« Dorothée n’aime pas les enfants ».
C’est une phrase qui reste là, toujours, dans un coin de ma tête. Que mes parents disaient parfois à table, pour critiquer l’émission pour enfants des samedis, dimanches et mercredis matins, que je ne manquais pour rien au monde.
Une fois, il avait fallu partir tôt pour aller au festival d’Angoulême. J’avais 10 ans. L’épisode de Dragon Ball qui devait être diffusé était la fin, inédite, et attendue depuis des mois, du combat entre Gohan et Cell. Il y eu des cris et des grincements de dents, mais c’est Angoulême qui l’emporta. aujourd’hui encore, je me souviens de ce sentiment d’injustice terrible qui ne me quitta qu’en fin d’après midi, lorsque mon père me promit de réaliser un poster géant de mon dessin animé préféré.
Les parents savent ce qui est bon pour les enfants sans avoir à leur demander. Dorothée, elle, nous parlait d’égal à égal, nous donnait ce que nous voulions. Du combat et des petites culottes. Aujourd’hui, elle passe sur les plateaux télé, on l’acclame, on a les larmes aux yeux rien qu’en la voyant débarquer. Et pourtant, on a réussi à remplacer les « horreurs japonaises » par des émissions éducatives ou des dessins animés qui tentent de faire gober aux enfants les programmes européens sur l’écologie et la diversité.
Comment Dorothée aurait-elle pu vraiment ne pas aimer les enfants ? Où, surtout, mes parents avaient-ils pu entendre une telle ânerie ? C’est ce que je me suis demandé cette semaine en me remémorant cette histoire. Et bien je suis tombé sur des pages d’un magazine, Interview, numéro 6, datant de janvier 1993, dans lequel Dorothée elle-même répond à la question :
Journaliste : On te traite de menteuse. On dit que tu affirmes aimer les enfants alors que tu n’es qu’une machine à gagner de l’argent.
Dorothée : Ceux qui disent cela n’ont rien compris.
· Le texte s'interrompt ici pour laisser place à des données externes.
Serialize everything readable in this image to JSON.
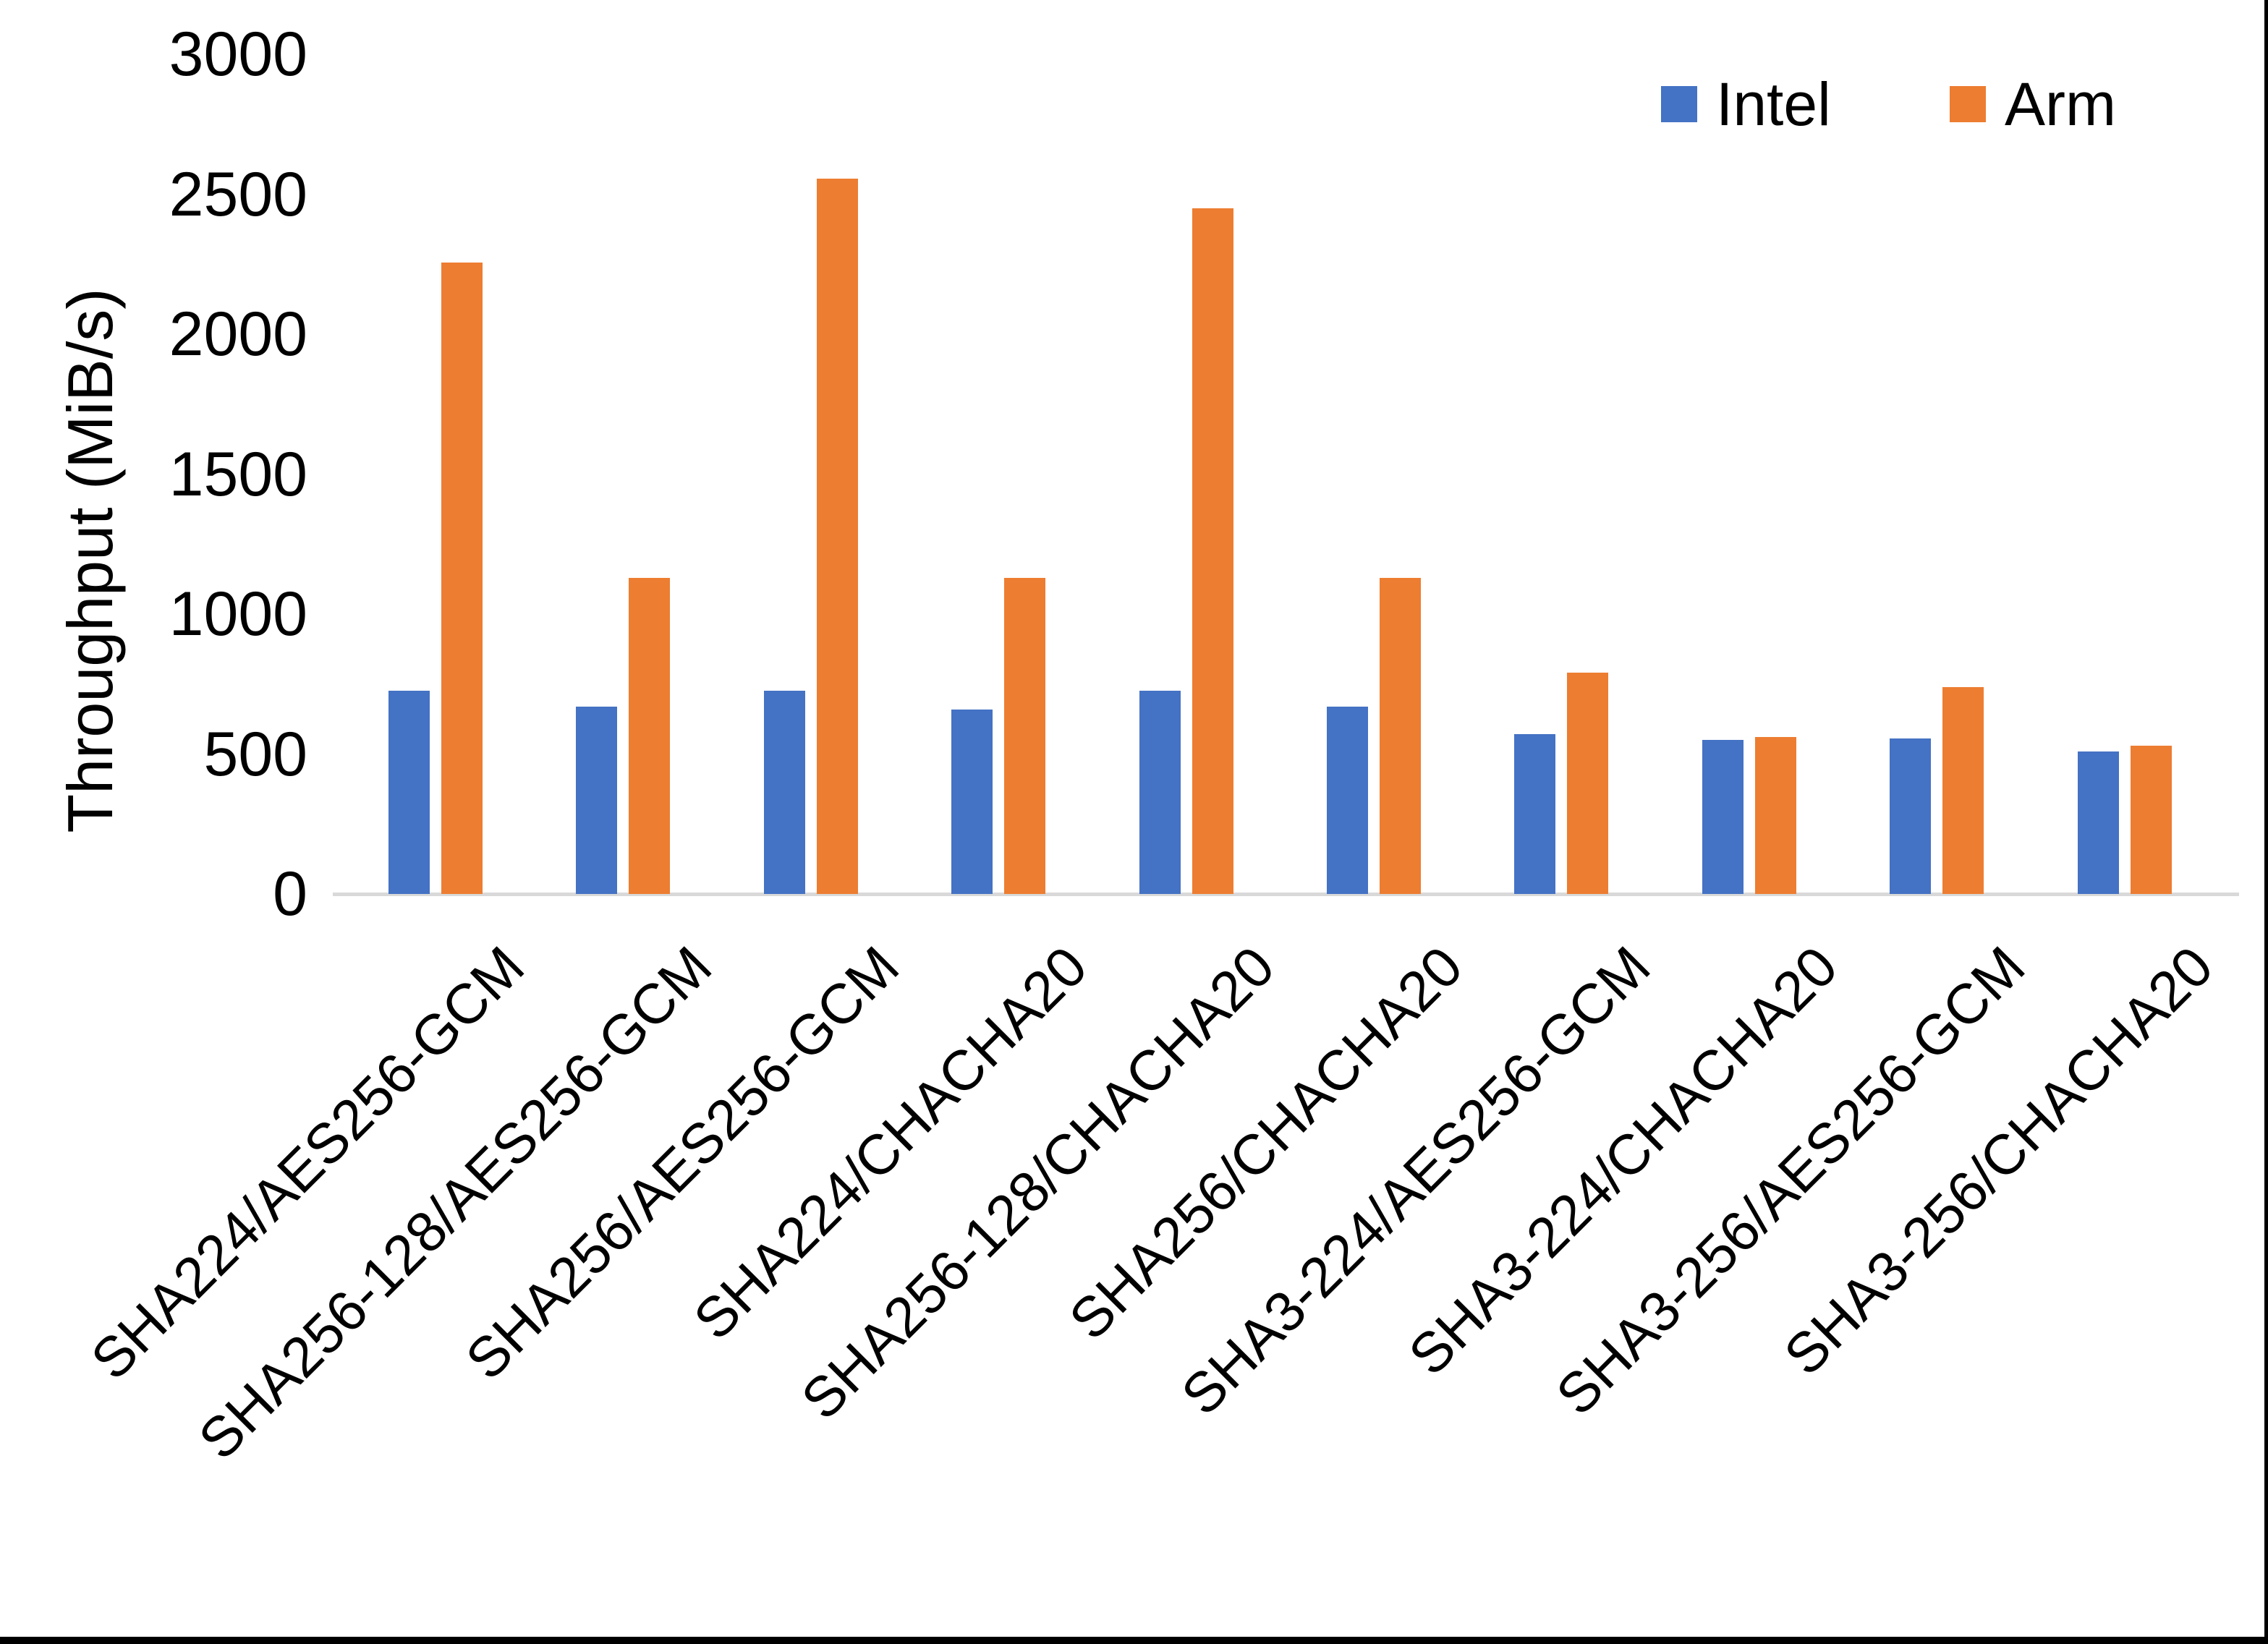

Tant pis pour eux. Je suis sincère. La preuve : le public est là. Tous les mercredis, 500 gamins se déplacent pour me faire des bisous partout. Et je les aime bien. Le public enfant est très critique. On ne peut pas mentir ou tricher avec lui : on a même dit que je n’aimais pas les enfants parce que je n’en avais pas. Quelle idiotie. Je ne pourrais pas faire tous les jours des émissions pour eux si je ne les aimais pas.
Journaliste : Ségolène Royal a dit un jour, à ton sujet : « Les enfants, c’est pas cher et ça peut rapporter gros »
Dorothée : C’est nul ! Et en plus, elle a des enfants. Quel manque de respect total envers eux. Complètement crétin ! Elle a dit cela pour vendre son bouquin sur les « bébés zappeurs ». Et après elle s’est occupée de l’impact du décalage horaire sur les vaches… C’est vous dire.